NUMERO : N°64 -Mars avril 2016

VIVANESS 2016

245 exposants (dont 162 non allemands) contre 204 (dont 132 non allemands) en 2015 : l’édition 2016 de Vivaness a confirmé la richesse constante de cette manifestation incontournable. Une richesse qui illustre avant tout il est vrai la réussite de la cosmétique certifiée en Allemagne : en 2015, la CA de la branche a encore battu un record, avec 1,3 Mds d’euros.

Du visible…

Nombreux étaient les changements visibles dès un premier tour à travers les allées, comme le grand stand commun COSMOS réunissant le BDIH, Cosmebio, Ecocert Greenlife, ICEA et la Soil Association, ou cet autre stand également commun réunissant sous la bannière de leur association les principales marques labellisées NaTrue, le tout pensé pour montrer le dynamisme des deux grandes associations internationales. Autre nouveauté importante, les conférences du Congrès Vivaness se déroulant directement dans le hall, ou encore un grand podium sur lequel 54 présentations et conférences se sont déroulées pendant les quatre jours du salon. Flagrant était également le fait que la cosmétique vegan n’était plus traitée en star : même la catégorie spéciale qui lui était dédiée en 2015 sur l’espace des nouveautés concourant pour le concours de « Meilleur nouveau produit » avait disparu. Non pas qu’il n’y a plus de produits vegan, mais ceux-ci sont presque devenus une certaine normalité.

Du côté des produits, on ne pouvait que noter le nombre grandissant de marques, produits et accessoires d’hygiène, d’une part ceux destinés à la femme (nettoyants intimes, tampons et serviettes périodiques, coupes menstruelles) et d’autre part les brosses à dents. Dans un autre domaine de l’hygiène, plus ludique, le nombre de sociétés  produits à ajouter au bain, souvent artisanaux, était également en croissance : des produits bien sûr bio, mais aussi vegan, avec souvent des huiles essentielles naturelles comme seuls parfums, et aptes à séduire une clientèle de loin non limitée aux adeptes de la bio. On pouvait aussi noter la présence croissante de marques proposant des colorations capillaires naturelles, signe d’un savoir-faire en la matière se confirmant au fil des années.

…au presque invisible

Certaines entreprises n’ont malheureusement toujours pas compris que pour réussir la cosmétique naturelle et bio doit pouvoir séduire le plus grand nombre, avec notamment des packagings modernes et des parfums aptes à soutenir la comparaison avec la cosmétique conventionnelle. On trouve ainsi encore des marques, même récentes, dont les produits ont des « parfums » peu consensuels, car sentant très fortement les huiles essentielles.

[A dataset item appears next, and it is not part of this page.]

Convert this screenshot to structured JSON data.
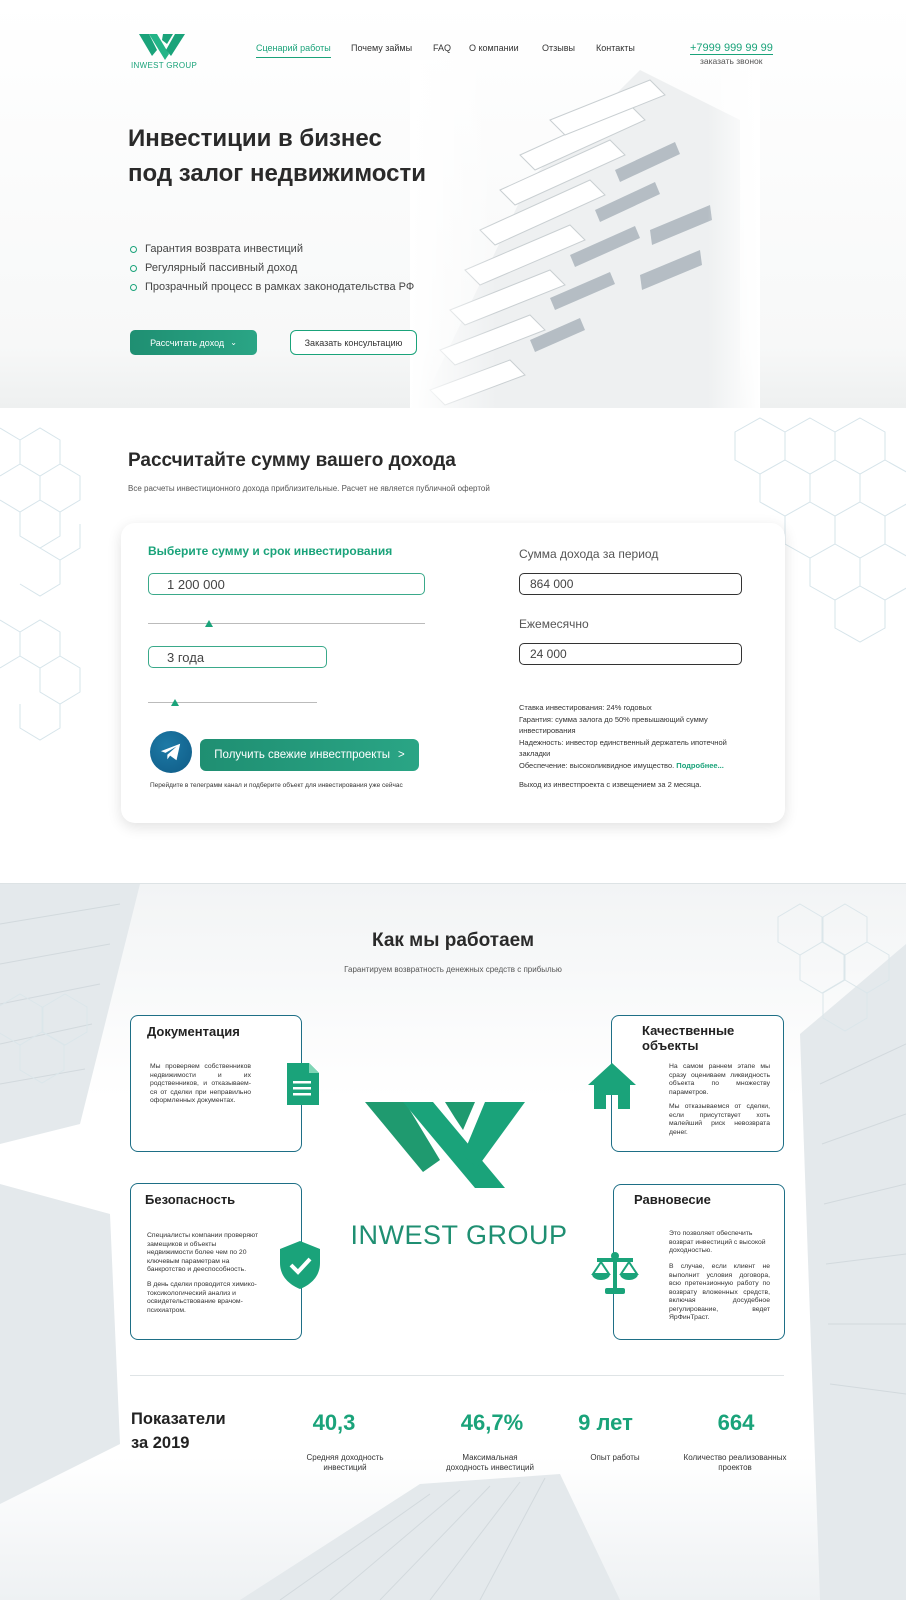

Cependant, avec un œil professionnel et attentif, il était très facile de trouver dans les allées de Vivaness 2016, comme chaque année, des marques intéressantes et même innovantes, pour qui cherchait de quoi diversifier son assortiment. Cette innovation vient parfois, ce qui ne doit pas étonner, de pays lointains, qui ont une approche différente de la beauté. On pouvait ainsi découvrir une marque thaïlandaise proposant, à côté de ses émulsions et savons « soignants », de jolis flacons de poudres à mélanger à de l’eau ou de l’huile : nettoyant aux haricots mungo, masque purifiant au charbon de bambou, masque au riz jasmin. Une marque taiwanaise attirait l’œil par sa double certification Soil Association et Halal, étant vendue en Malaisie, pays musulman. Sa façon particulière d’aborder la beauté se traduit en particulier par une palette intéressante de différents masques pour le visage, présentés sous la forme de tissus imprégnés. Une approche différente de la beauté était également proposée par une jeune société lituanienne, aux produits à la présentation simple mais luxueuse, accompagnés d’une documentation au design raffiné. Sa particularité ? Proposer des soins exclusivement constitués de mélanges d’huiles (à part les savons et le baume pour les lèvres), à l’exclusion de toute émulsion, et ce pour offrir une transparence absolue via les produits les plus purs et les plus simples possible.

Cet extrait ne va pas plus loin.